Judging by what I’ve read yesterday, it seems the “Bomb Iran” crowd aka “Failed Iraq has WMD” crowd was less than subtly pushing for Mamhoud A.

Seems semi-relaxed tensions (I’m not deluded to believe that Iran would suddenly turn into a pro-West secular democracy) with the US America and/or Israel would end their “Risk”esque dreams of war (Triple Sixes!)

BBC says this isn’t just happening in wealthy Tehran – there are demonstrations even in smaller cities, which is Crazy A’s base.

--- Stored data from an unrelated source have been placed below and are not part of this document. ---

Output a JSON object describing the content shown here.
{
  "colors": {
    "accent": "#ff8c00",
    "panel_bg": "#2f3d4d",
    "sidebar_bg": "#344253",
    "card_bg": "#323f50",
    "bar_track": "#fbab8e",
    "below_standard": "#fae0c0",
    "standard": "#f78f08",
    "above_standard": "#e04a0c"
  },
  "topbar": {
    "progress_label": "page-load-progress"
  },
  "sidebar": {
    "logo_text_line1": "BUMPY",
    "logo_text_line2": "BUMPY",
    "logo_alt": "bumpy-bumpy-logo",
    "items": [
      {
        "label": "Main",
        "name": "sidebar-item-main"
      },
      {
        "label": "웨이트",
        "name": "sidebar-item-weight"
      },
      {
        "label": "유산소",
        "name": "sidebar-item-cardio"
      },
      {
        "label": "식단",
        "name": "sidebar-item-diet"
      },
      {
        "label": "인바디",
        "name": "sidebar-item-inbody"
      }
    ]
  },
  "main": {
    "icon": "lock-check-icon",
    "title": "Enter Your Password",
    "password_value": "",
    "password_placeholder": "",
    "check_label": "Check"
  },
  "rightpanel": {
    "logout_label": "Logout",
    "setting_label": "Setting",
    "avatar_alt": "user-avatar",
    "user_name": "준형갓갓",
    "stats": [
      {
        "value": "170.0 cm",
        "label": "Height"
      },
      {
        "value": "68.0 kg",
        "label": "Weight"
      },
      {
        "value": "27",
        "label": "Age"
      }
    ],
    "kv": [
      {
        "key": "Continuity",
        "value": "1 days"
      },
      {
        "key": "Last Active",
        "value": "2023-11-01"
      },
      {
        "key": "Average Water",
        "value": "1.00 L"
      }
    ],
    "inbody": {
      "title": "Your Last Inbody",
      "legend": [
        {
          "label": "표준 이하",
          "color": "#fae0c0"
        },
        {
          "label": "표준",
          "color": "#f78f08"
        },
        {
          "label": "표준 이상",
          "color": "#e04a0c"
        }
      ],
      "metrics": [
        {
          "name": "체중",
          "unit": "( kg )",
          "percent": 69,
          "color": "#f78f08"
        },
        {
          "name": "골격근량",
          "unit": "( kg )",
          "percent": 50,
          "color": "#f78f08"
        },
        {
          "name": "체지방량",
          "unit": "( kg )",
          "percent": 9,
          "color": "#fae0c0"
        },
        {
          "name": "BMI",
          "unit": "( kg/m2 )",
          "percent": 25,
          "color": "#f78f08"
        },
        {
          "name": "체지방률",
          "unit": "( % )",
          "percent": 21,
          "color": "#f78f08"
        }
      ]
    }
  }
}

Inquiry: is the Iranian election more FUBAR than the N.Y. Senate?

I’m serious.

(Actually, I’m not serious. Still, I thought Albany could not possibly get more dysfunctional. I was wrong.)

Latest news: an honest-to-God deadlock, as opposed to a metaphorical one.

I don’t know what the excitement was about Mousavi. He was an *approved* candidate meaning he won’t deliver the mullahs heads on sticks, which is what Iran needs right now, total literal and practical decapitation of the theocracy.

@chicago bureau: We are not lighting things on fire yet – that’s the difference.
@FlyingChainSaw: Iranian callers to WNYC this morning said essentially the same thing. The mullahs can’t even let the people’s choice of an “approved” candidate go forward.

Fun fact: The Daily Show actually had a correspondent in Tehran for the election. Which is more than MSNBC and Fox News could say. (Monday’s edition is going to be interesting.)

@Dodgerblue: They need a complete do-over with Jimmy Carter and Friends observing.

@chicago bureau: Plus it’s Jason Jones who is very likely to turn up shirtless in a meeting of the Guardian Council.

I’m having lunch with an Iranian friend next weekend; we agreed to wait until then before he unloads about the elections.

@ManchuCandidate: I’m not sure that the expression “ten gallon tits” works in Farsi.

I honestly thought the Ayatollah Khamenei was dead. Seriously, is that the official name of the Supreme leader, or is the Ayatollah’s name Khamenei? If it’s the same guy, isn’t he like 300 years old?

@RomeGirl: Khamenei is 69, Mousavi is 67, Rafsanjani is 75 — all members of the revolutionary generation.

My man, Warren Olney, had a good show (as usual) on the protests today. http://www.kcrw.com/news/programs/tp/tp090615president_obama_amer (Under Reporter’s Notebook – about halfway down the page)
Apparently, the mullahs do not hold the bulk of the power… the Revolutionary Guard does. Their members personally control 30% of the economy. As always, follow the money.

@cassandra_said: That’s what led to suspicions over the weekend that this is actually a military coup. Which may yet be the case. But so far, everyone’s keeping up appearances.